Tuesday, Jul 07, 2015 06:00 am
By: Joseph Ho

The Red Deer River Watershed Alliance and Alberta Ecotrust Foundation are taking a new approach to watershed management.

The two groups have created what’s called a “social innovation lab,” which gathers stakeholders from various backgrounds for a common cause: to devise plans to maintain and improve surface and groundwater quality in the Red Deer River Watershed.

Stakeholders from government, non-profits, academia, industry and the citizenry belong to Project Blue Thumb: Action on Water Quality Issues.

“This is one of the most innovative approaches to watershed management,” said Jeff Hanger, the alliance’s executive director.

“Water quality and watershed management are two social issues. They relate to a much bigger system and only a social approach will actually assist in solving the problem.”
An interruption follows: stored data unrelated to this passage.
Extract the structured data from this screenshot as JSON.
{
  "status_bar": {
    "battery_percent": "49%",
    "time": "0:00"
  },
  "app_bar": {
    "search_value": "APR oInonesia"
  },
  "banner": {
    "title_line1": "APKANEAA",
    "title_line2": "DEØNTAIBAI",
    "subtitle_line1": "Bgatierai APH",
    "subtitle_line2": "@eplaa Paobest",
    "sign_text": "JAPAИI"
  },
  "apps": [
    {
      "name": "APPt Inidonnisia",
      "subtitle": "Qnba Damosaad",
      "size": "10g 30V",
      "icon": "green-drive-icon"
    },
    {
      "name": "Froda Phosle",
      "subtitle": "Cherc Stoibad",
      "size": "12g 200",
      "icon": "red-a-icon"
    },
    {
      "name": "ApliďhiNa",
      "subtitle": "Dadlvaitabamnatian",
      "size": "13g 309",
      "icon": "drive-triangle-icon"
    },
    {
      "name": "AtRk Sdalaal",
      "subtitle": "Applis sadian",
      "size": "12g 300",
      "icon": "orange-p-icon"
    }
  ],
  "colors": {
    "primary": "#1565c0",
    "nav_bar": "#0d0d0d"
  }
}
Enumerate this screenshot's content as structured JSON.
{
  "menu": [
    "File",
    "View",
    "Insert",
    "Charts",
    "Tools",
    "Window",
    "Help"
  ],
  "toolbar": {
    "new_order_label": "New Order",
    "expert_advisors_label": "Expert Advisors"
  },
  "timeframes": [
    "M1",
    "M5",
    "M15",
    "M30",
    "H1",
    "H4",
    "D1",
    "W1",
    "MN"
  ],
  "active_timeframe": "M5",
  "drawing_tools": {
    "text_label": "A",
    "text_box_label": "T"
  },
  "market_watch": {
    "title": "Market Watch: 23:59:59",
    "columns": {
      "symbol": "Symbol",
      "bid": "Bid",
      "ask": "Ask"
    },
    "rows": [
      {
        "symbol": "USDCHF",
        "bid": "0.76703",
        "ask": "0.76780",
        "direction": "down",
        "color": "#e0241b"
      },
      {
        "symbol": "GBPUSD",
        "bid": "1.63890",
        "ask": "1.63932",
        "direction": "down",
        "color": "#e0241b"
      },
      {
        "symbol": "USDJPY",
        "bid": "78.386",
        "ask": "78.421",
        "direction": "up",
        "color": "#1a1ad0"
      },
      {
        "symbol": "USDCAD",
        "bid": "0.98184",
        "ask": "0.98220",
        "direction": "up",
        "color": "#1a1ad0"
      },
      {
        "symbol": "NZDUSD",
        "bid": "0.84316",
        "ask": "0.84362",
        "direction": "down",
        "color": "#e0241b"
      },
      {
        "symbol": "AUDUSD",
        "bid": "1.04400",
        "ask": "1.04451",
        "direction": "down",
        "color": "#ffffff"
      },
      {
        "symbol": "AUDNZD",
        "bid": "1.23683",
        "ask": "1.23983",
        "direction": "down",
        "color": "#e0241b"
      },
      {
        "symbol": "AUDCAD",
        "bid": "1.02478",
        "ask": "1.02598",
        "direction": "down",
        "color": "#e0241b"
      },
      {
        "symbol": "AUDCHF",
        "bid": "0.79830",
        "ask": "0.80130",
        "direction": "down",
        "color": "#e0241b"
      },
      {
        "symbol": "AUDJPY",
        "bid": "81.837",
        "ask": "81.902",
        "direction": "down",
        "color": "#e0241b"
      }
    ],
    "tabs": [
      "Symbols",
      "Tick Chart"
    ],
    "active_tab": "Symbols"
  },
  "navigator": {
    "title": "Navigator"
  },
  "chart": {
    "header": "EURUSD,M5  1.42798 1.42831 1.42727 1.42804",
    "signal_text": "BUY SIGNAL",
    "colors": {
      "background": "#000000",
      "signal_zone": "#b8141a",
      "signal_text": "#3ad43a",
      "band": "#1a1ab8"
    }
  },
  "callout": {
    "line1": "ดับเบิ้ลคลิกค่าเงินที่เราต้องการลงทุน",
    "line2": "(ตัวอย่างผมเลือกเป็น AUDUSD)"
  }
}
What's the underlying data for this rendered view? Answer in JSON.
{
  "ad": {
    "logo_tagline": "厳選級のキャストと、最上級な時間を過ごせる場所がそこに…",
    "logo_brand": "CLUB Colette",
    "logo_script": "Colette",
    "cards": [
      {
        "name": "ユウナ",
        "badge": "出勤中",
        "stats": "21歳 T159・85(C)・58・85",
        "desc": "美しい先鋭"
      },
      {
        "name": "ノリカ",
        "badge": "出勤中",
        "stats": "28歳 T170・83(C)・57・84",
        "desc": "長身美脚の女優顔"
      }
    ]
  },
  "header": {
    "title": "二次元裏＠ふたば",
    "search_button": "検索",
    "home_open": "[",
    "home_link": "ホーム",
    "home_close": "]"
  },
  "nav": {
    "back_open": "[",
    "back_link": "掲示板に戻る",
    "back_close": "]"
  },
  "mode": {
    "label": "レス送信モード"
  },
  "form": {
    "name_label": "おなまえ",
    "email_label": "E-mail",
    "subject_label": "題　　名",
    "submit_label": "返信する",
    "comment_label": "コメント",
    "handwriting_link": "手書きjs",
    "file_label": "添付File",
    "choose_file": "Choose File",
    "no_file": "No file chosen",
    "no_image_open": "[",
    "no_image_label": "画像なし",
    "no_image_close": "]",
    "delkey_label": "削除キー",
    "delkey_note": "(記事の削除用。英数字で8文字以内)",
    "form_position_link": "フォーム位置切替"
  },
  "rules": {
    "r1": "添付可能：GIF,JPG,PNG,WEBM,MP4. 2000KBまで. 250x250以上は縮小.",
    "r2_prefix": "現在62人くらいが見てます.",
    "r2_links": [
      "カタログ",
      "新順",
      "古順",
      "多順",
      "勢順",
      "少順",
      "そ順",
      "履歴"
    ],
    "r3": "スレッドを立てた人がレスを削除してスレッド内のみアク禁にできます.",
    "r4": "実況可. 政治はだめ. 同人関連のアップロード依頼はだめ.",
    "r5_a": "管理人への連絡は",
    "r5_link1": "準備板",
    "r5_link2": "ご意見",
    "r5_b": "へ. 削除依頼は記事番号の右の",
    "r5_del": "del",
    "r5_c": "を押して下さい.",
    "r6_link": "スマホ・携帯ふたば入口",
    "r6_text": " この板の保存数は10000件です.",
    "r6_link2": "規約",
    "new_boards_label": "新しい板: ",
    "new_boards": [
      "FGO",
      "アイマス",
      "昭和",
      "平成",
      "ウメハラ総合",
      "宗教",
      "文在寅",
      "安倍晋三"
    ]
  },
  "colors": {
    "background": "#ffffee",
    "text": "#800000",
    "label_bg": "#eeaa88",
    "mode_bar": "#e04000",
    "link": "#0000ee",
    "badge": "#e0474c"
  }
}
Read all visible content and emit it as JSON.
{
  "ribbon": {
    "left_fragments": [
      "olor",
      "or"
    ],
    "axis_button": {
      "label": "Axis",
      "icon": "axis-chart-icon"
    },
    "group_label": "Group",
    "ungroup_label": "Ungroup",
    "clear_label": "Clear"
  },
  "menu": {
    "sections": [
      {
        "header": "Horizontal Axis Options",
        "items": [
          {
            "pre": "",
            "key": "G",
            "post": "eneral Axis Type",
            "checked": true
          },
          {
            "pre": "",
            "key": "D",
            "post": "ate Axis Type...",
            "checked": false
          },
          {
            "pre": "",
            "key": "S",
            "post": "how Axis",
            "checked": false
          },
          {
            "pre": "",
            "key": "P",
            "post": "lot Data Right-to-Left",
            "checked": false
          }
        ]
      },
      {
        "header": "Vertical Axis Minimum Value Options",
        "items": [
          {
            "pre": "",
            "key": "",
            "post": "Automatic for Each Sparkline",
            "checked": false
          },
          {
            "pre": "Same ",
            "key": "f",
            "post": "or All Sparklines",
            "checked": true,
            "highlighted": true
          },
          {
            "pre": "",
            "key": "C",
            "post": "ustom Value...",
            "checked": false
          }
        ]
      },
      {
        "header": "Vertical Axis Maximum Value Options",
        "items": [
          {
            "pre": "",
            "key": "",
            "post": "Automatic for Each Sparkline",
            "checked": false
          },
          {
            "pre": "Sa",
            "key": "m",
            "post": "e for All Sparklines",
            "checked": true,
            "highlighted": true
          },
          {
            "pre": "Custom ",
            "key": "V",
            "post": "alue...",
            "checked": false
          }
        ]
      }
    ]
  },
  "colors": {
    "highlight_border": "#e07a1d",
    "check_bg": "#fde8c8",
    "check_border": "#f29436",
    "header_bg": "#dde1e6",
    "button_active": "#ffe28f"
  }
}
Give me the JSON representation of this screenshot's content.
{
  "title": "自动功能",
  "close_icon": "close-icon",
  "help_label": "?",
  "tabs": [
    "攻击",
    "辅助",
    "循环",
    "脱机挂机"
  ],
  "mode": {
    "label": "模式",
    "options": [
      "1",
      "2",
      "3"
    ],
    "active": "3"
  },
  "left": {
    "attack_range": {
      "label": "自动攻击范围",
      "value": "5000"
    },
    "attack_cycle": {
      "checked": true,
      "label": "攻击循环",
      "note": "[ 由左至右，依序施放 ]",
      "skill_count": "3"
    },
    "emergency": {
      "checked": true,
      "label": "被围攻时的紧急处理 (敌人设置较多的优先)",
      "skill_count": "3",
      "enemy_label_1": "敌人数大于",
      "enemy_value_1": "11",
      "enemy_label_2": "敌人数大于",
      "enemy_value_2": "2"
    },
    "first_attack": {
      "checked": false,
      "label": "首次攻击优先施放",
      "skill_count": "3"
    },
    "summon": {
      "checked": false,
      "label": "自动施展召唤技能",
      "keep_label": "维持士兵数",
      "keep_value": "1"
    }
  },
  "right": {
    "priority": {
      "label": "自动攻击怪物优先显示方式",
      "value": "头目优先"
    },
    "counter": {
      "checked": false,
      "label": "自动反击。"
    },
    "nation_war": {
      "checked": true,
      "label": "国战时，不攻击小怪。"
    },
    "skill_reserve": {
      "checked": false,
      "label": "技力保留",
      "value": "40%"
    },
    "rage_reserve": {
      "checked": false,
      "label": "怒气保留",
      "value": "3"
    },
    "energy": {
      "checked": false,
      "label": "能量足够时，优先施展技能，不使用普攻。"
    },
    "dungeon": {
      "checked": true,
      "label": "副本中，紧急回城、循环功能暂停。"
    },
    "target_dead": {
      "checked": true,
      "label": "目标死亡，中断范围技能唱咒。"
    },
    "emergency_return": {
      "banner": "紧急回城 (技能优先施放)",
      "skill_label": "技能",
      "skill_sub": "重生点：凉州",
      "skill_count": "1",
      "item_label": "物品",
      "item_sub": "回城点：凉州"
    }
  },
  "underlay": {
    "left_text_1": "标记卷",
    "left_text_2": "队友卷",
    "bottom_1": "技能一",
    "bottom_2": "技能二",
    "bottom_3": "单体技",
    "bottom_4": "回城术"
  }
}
The Red Deer River Watershed Alliance, which includes Mountain View and Red Deer counties, is a multi-sector, non-profit organization that organizers say “promotes the good use and proper management of water within the Red Deer watershed.”

A watershed is a land mass from which water drains into a larger body, such as a lake, wetland or river. According to the alliance, the Red Deer River watershed takes up 49,000 square kilometres and includes parts of 19 municipal districts and counties and 50 urban centres.
Watersheds play many important roles such as: filtering runoff, flood mitigation and protecting biodiversity.

But they also face threats like pollution and invasive species, said Jean Bota, Division 2 councillor for Red Deer County and vice-chair of the alliance.

Bota participates in Project Blue Thumb and has attended workshops facilitated by Reos Partners, a firm that specializes in aiding the collaborative process.

“It reflects the voices of many people that are passionate about the water in our future. A lot of us feel water is going to be our next big issue,” Bota said.

They first focused on building trust and relationships with one another.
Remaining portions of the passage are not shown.